A hint of the menu turned up recently at a six-week pop-up series called LaMama. “It was not a preview,” says Smith, “but more an opportunity to start collaborating.” In his vision, the entire cast will shape Tusk’s menu. Antene will contribute to savories, and Johnson, who once made pastries at Zahav, will get in on desserts.
Right now, the work-in-progress menu shows snacks (charred pickles to lamb tartare with turmeric yogurt), fresh Middle Eastern breads and spreads, skewers cooked in Levant’s old hearth, and a large collection of salads that sound like Ava Gene’s gone Fertile Crescent, with options like celery and pickled rhubarb and sprouted barley/carrots/dates. Handmade couscous and tagines will appear as nightly “feasts” serving three or four. Vegetables and grains will also star in Antene’s cakes, soft-serve and baklavas (currently in the works: buckwheat angel food cake frosted with beets and strawberries).
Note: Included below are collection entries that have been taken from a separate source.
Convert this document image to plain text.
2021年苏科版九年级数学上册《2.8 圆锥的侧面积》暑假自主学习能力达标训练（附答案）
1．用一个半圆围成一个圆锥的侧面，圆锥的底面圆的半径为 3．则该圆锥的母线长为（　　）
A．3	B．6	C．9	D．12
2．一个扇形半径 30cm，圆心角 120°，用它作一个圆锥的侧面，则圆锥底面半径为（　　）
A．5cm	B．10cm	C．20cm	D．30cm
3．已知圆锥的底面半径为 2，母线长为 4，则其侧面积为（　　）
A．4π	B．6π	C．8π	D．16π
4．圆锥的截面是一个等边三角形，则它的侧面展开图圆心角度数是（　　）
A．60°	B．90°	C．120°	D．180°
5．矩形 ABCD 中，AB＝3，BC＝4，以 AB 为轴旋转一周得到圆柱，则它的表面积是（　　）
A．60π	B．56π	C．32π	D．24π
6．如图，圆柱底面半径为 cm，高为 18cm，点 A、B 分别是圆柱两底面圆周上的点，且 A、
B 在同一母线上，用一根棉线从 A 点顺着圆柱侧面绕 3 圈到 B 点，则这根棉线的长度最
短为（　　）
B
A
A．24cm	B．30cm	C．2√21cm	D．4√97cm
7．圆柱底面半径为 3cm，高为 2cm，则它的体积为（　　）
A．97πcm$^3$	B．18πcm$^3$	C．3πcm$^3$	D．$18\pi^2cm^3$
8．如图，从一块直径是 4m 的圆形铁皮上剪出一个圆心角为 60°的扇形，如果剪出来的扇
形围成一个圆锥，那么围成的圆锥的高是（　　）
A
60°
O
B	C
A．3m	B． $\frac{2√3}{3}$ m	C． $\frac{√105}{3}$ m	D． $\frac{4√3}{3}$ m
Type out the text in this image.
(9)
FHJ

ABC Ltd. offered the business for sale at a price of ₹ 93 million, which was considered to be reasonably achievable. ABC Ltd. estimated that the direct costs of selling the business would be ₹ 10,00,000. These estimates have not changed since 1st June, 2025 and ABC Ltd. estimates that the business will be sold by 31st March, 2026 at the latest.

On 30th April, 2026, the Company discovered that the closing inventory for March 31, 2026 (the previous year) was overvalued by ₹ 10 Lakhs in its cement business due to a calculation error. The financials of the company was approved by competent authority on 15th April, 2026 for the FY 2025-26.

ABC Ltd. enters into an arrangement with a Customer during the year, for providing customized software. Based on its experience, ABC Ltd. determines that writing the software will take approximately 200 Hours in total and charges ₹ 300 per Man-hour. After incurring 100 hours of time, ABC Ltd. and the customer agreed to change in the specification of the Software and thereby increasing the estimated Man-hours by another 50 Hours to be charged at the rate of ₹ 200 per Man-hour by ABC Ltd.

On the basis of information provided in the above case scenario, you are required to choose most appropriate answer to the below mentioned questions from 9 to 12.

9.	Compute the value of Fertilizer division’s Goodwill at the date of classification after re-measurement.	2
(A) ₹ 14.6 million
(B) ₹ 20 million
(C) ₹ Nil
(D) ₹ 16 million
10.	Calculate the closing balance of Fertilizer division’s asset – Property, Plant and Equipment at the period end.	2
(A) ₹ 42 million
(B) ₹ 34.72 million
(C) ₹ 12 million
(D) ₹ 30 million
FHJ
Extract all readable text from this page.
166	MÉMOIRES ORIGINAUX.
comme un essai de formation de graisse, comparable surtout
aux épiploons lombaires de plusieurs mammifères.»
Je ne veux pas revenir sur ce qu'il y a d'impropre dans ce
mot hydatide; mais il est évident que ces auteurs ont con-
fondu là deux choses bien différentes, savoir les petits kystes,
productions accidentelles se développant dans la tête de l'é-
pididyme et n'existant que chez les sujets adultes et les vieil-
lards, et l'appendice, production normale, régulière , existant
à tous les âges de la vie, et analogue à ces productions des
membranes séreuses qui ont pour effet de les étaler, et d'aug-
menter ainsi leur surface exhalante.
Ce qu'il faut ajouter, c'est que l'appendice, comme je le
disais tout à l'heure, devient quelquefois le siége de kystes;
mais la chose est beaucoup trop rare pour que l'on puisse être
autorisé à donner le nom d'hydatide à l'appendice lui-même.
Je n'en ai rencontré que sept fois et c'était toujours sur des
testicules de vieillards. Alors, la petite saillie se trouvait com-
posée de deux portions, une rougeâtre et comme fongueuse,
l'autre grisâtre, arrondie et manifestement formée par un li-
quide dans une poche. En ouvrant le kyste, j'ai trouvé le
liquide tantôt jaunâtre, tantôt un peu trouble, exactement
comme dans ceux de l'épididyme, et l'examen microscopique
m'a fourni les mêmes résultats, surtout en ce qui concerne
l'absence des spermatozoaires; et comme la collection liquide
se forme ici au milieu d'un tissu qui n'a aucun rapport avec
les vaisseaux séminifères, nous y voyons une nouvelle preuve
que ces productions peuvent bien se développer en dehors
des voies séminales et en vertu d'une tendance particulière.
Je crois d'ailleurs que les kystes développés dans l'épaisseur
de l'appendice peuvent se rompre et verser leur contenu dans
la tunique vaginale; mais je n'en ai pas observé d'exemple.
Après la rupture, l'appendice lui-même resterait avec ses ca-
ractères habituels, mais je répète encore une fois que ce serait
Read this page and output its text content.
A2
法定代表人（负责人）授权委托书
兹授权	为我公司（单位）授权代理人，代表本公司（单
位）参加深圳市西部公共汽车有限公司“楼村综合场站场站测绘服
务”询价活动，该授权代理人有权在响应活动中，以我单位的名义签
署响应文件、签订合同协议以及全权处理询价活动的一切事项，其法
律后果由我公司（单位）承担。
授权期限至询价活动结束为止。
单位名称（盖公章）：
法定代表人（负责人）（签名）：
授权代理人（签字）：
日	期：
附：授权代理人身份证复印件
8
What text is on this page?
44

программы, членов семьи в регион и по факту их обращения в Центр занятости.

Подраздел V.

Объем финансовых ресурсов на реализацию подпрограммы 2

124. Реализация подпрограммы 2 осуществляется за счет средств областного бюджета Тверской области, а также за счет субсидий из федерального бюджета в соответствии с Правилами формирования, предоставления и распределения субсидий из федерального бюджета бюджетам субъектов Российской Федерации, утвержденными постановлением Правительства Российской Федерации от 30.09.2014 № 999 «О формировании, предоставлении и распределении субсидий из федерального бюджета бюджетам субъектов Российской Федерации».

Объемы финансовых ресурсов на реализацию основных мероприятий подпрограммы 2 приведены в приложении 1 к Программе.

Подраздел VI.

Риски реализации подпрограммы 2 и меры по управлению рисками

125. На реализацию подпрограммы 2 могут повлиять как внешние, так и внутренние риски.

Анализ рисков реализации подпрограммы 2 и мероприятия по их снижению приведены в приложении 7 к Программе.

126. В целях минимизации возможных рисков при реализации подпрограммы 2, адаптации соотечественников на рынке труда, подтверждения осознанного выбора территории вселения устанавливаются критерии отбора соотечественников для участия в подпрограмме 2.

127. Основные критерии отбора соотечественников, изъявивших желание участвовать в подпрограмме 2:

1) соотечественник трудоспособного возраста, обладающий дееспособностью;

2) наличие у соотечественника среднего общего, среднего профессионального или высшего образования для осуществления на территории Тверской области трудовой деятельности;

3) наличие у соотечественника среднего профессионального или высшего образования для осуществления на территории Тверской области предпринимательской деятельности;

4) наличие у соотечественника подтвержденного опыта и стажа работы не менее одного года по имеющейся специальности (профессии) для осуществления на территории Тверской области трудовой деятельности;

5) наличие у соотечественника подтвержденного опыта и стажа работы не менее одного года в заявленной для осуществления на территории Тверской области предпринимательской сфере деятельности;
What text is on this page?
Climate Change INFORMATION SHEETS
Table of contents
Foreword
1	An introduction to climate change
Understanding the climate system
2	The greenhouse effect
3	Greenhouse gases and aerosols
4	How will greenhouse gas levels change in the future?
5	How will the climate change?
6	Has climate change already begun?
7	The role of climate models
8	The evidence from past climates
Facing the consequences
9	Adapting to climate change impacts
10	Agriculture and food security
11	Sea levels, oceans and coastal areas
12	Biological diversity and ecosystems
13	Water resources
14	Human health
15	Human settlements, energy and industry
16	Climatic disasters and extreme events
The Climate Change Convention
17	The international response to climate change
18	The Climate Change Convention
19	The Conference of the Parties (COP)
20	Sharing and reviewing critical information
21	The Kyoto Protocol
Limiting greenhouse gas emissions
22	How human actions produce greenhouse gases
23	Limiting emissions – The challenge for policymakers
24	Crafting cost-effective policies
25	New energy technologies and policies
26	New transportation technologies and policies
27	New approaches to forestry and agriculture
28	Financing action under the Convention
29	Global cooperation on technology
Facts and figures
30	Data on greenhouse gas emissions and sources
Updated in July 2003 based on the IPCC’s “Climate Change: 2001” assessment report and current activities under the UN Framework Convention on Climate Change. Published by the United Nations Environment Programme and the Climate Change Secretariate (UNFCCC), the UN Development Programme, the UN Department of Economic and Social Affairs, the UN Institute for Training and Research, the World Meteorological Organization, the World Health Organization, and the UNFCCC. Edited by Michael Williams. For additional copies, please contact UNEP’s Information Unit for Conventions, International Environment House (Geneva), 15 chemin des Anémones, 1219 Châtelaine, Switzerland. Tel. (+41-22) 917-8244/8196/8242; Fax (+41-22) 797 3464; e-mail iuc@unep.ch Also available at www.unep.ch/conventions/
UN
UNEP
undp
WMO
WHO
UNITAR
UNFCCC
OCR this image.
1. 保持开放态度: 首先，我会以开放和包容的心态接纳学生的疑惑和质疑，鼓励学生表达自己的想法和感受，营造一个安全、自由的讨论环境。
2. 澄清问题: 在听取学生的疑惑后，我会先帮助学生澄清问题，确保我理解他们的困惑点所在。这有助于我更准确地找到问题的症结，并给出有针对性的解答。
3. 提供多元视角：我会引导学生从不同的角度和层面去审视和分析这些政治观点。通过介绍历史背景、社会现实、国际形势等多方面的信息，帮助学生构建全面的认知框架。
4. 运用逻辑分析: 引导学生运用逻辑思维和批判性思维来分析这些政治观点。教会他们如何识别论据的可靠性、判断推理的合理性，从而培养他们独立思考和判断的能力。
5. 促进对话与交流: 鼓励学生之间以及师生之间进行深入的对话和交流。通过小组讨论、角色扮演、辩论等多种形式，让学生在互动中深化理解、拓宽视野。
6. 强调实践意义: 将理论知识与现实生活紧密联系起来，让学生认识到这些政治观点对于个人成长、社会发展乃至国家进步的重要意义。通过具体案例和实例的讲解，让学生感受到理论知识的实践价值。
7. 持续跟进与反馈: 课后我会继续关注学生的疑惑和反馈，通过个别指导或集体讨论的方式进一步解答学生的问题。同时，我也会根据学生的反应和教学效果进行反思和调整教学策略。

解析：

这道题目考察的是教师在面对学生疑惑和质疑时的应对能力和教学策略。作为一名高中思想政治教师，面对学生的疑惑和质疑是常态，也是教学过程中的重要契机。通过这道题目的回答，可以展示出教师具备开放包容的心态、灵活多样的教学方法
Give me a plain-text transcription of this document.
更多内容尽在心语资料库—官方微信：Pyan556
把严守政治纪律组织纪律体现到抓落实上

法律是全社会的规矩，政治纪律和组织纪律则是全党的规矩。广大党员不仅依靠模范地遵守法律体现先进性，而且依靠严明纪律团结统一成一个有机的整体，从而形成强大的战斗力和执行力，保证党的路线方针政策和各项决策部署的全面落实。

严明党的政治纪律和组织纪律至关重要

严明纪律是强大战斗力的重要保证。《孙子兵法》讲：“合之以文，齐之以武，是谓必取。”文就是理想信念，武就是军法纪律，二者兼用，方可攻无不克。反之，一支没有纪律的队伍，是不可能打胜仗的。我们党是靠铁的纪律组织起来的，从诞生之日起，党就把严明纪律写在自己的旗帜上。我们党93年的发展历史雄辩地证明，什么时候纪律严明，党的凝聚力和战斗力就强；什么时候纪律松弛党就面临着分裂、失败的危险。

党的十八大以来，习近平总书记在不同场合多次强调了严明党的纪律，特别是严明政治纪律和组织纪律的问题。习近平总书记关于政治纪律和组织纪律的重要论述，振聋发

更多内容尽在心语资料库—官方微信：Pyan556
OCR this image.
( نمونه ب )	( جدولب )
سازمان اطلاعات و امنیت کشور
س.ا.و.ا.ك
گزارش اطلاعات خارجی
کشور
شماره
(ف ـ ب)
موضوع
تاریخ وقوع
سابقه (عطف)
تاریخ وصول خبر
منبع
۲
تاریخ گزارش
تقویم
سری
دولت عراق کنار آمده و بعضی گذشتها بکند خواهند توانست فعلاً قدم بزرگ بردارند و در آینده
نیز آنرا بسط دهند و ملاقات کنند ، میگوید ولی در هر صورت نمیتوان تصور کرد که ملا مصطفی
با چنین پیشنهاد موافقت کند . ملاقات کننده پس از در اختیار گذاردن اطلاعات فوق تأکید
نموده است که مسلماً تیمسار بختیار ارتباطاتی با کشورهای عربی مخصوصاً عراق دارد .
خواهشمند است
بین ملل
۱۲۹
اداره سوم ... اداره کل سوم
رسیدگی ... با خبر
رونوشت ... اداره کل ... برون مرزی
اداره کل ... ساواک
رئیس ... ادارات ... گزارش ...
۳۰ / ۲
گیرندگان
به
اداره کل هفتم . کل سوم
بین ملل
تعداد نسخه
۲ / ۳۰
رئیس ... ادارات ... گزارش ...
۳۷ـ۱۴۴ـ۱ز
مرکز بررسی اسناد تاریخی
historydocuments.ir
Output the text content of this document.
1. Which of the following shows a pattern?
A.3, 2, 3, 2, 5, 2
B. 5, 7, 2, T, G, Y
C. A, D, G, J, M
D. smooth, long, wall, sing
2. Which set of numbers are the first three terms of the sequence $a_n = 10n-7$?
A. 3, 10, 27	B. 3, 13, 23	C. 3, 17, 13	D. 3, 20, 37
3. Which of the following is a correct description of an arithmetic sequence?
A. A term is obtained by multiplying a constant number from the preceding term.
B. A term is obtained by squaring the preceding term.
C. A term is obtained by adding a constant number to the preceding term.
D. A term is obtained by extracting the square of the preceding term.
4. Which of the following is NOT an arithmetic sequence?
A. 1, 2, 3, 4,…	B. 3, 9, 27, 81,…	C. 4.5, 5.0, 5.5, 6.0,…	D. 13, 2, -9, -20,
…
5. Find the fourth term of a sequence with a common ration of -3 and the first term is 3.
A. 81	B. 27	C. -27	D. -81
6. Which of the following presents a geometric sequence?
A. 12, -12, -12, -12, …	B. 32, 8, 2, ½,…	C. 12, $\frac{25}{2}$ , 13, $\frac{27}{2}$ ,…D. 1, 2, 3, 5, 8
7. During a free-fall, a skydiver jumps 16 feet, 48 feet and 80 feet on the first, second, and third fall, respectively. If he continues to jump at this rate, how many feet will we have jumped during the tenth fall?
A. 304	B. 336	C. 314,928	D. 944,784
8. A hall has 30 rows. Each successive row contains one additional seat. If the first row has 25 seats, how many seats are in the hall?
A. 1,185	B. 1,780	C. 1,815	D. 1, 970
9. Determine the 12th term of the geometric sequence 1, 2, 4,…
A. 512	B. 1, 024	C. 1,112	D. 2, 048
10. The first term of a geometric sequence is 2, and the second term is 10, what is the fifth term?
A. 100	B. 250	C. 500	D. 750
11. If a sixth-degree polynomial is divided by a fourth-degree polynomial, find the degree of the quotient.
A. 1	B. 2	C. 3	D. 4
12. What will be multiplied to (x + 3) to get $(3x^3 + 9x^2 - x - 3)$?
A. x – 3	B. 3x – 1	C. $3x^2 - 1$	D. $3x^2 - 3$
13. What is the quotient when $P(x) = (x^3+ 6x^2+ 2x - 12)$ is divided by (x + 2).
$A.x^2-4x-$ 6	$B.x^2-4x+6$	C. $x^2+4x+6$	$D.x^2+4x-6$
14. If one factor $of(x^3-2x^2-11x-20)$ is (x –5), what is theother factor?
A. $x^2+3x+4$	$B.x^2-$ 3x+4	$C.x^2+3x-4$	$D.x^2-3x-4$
Cocktails will also be integrated into the kitchen, sharing ideas and ingredients with the menu.
McFadden still resides as executive chef/partner at Duane Sorenson’s Ava Gene’s and Roman Candle. Tusk, however, is the first project for his new restaurant group, Submarine Hospitality, with Luke Dirks, a New Yorker who helped steer a number of popular West Village eat spots. “I’m not putting on an apron,” says McFadden. “This is Sam’s first opportunity to step out on his own. I’ll be his BFF, helping steer the look, the feel, the direction. What unites us? We’re all in love with hospitality, healthy ingredients, youth culture, and Middle East food. That combination is missing in Portland.”